Each has played a role in building a society enamored more by "reality" than what's genuine.
Which is how we've gotten to this point in the first place.
Discussing Floyd Mayweather—a Canastota-bound superstar—fighting a guy whose sole accomplishment so far is convincing 50 million people he's got something of value to contribute.
Go ahead and read it again. I'll wait.
It doesn't make any more sense after a second, third or fourth glance, does it?
And other than Mayweather, Logan Paul and their respective cadres of hype men and hangers-on, it won't do anyone else any good, either.
While the exhibition between Mike Tyson and Roy Jones provided little more than glancing blows between prolonged embraces, it at least indulged boxing fans with nostalgia for how captivating the sport can be when it matches fighters with sublime skills and transcendent personalities.
This, though, is far different.
Mayweather vs. Logan Paul isn't about whether a 43-year-old man can summon the muscle memory to beat the smirk off the face of a 20-something influencer with precisely zero boxing chops.

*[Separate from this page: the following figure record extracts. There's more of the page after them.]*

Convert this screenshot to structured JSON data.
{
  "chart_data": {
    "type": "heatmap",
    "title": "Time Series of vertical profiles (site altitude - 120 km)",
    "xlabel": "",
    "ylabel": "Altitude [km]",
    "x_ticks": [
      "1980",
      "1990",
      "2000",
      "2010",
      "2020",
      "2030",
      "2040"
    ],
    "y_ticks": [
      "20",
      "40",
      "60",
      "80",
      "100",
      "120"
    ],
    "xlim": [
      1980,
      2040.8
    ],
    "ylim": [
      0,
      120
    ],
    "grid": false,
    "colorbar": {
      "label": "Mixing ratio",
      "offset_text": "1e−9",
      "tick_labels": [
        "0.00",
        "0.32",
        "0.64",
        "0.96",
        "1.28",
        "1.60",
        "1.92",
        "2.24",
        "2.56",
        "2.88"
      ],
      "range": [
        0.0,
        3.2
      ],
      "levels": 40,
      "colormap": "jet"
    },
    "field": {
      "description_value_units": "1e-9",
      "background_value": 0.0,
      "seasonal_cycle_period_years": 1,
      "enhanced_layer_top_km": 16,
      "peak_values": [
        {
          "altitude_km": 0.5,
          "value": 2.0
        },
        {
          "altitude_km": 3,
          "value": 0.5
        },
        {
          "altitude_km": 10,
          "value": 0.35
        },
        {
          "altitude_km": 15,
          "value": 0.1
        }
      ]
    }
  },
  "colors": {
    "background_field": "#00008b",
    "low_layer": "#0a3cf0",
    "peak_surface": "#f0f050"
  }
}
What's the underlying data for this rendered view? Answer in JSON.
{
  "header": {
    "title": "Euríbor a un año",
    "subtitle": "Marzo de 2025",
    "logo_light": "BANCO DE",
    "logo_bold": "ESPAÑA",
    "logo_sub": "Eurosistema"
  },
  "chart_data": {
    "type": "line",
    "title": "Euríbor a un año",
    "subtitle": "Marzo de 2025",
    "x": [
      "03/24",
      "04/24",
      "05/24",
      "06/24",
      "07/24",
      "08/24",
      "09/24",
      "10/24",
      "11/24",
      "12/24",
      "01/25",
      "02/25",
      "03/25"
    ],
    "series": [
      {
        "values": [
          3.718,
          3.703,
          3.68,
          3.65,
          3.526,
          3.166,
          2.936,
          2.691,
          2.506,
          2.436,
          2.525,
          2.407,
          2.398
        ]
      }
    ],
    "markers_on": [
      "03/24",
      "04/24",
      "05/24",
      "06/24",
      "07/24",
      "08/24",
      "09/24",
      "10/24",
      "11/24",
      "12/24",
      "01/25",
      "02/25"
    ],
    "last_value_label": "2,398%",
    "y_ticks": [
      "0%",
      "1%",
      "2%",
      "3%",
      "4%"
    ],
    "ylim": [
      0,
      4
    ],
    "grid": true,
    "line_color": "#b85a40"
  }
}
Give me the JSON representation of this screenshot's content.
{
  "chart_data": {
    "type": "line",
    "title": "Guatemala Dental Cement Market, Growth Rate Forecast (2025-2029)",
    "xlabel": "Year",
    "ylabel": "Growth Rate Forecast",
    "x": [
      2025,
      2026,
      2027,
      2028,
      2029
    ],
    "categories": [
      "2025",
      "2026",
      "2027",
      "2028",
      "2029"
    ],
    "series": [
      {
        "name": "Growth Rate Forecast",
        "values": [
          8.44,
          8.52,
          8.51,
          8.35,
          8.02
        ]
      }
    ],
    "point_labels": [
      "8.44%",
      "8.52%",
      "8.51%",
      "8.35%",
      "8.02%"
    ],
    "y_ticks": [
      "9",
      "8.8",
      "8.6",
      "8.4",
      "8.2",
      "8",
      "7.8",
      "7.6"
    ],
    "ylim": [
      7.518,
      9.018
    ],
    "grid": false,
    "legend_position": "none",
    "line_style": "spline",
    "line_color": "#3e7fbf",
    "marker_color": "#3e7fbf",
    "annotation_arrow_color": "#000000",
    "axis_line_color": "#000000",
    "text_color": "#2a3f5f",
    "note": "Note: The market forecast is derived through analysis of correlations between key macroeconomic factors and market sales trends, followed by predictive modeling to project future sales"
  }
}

It's about conning as many intellectually vacant rubes as possible for 25 bucks a pop, while creating a "rivalry" that'll no doubt lead to Mayweather vs. Jake Paul as an encore at $50 a head.
Meanwhile, the guys who do it for a living get pushed further toward the margins and have a little more oxygen sucked out of the room as this silliness becomes the new normal.
Hard work and dedication, step aside.
You've been replaced by cash grab and manipulation.